I have, once, and I much enjoyed it. I tagged along one summer day when Judith Clute led Sydney's class on a walking tour of Whitechapel.
Sydney was teaching "Madness, Monsters and Murder," a class on the British Gothic, in the Alabama at Oxford program at Wadham College in summer 2004, so Judith emphasized not only sites associated with the historical murders but sites featured prominently in Alan Moore and Eddie Campbell's graphic novel From Hell, which was on Sydney's syllabus.
The most notable of the latter was Nicholas Hawksmoor's Christ Church Spitalfields, a place of occult power in both From Hell and two books that greatly influenced it, Iain Sinclair's Lud Heat and Peter Ackroyd's Hawksmoor. The folks who keep the church going put on their website the least sinister photo of the place I've ever seen, and valiantly remind us through their good works that Christ Church is, after all, a church, albeit one of more architectural interest than most.
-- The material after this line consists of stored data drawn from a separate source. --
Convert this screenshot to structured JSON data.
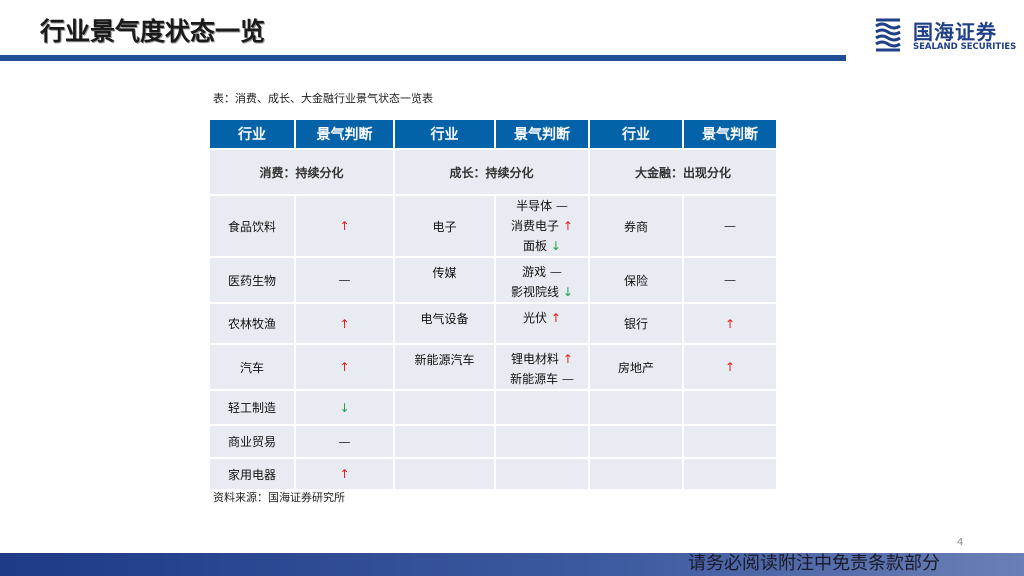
{
  "header": {
    "title": "行业景气度状态一览"
  },
  "logo": {
    "cn": "国海证券",
    "en": "SEALAND SECURITIES"
  },
  "caption": "表：消费、成长、大金融行业景气状态一览表",
  "symbols": {
    "up": "↑",
    "down": "↓",
    "flat": "—"
  },
  "colors": {
    "header_bg": "#0462a8",
    "up": "#e81c1c",
    "down": "#1aa447",
    "cell_bg": "#e8ebf2"
  },
  "table": {
    "headers": [
      "行业",
      "景气判断",
      "行业",
      "景气判断",
      "行业",
      "景气判断"
    ],
    "sections": [
      "消费：持续分化",
      "成长：持续分化",
      "大金融：出现分化"
    ],
    "rows": [
      {
        "consumer": {
          "name": "食品饮料",
          "trend": "up"
        },
        "growth": {
          "name": "电子",
          "items": [
            {
              "name": "半导体",
              "trend": "flat"
            },
            {
              "name": "消费电子",
              "trend": "up"
            },
            {
              "name": "面板",
              "trend": "down"
            }
          ]
        },
        "finance": {
          "name": "券商",
          "trend": "flat"
        }
      },
      {
        "consumer": {
          "name": "医药生物",
          "trend": "flat"
        },
        "growth": {
          "name": "传媒",
          "top": true,
          "items": [
            {
              "name": "游戏",
              "trend": "flat"
            },
            {
              "name": "影视院线",
              "trend": "down"
            }
          ]
        },
        "finance": {
          "name": "保险",
          "trend": "flat"
        }
      },
      {
        "consumer": {
          "name": "农林牧渔",
          "trend": "up"
        },
        "growth": {
          "name": "电气设备",
          "top": true,
          "items": [
            {
              "name": "光伏",
              "trend": "up"
            }
          ]
        },
        "finance": {
          "name": "银行",
          "trend": "up"
        }
      },
      {
        "consumer": {
          "name": "汽车",
          "trend": "up"
        },
        "growth": {
          "name": "新能源汽车",
          "top": true,
          "items": [
            {
              "name": "锂电材料",
              "trend": "up"
            },
            {
              "name": "新能源车",
              "trend": "flat"
            }
          ]
        },
        "finance": {
          "name": "房地产",
          "trend": "up"
        }
      },
      {
        "consumer": {
          "name": "轻工制造",
          "trend": "down"
        }
      },
      {
        "consumer": {
          "name": "商业贸易",
          "trend": "flat"
        }
      },
      {
        "consumer": {
          "name": "家用电器",
          "trend": "up"
        }
      }
    ]
  },
  "source": "资料来源：国海证券研究所",
  "page_number": "4",
  "footer": "请务必阅读附注中免责条款部分"
}
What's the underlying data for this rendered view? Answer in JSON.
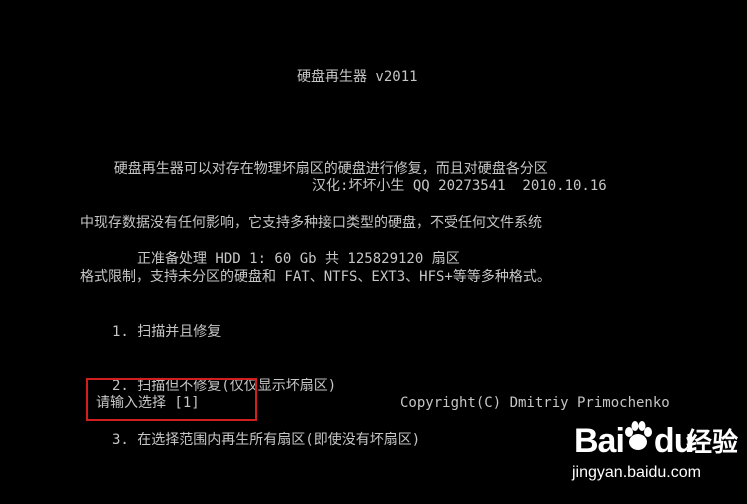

But in truth, the thing does loom over its surroundings with a sort of geometric Wrongness, and it casts quite a shadow. (Catherine Wright offers a good short appraisal of Hawskmoor that takes the recent occult interest into account.)
An exceedingly interesting thing Judith did was start the tour at its most redeveloped, least Victorian spot -- an unrecognizably paved-over murder site, a few paces from the Whitechapel tube station and street market -- and lead us into progressively more "preserved" areas (which meant, of course, increasingly narrow streets, claustrophobic courts, etc.), so that in effect she led us from 2004 into 1888, and left us there. I admired that deeply.
Trent, I presume you've taken a Ripper tour yourself; tell us about it. I would love, when I'm next in London, to take the tour led by Donald Rumbelow, author of The Complete Jack the Ripper. That came out when I was 11, and was one of the books I checked repeatedly out of the Lexington County Public Library in Batesburg, S.C. My parents never objected, God bless them. (Rumbelow updated his book in 1990 as Jack the Ripper: The Complete Case Book, but I treasure my copy, acquired in adulthood, of the original.)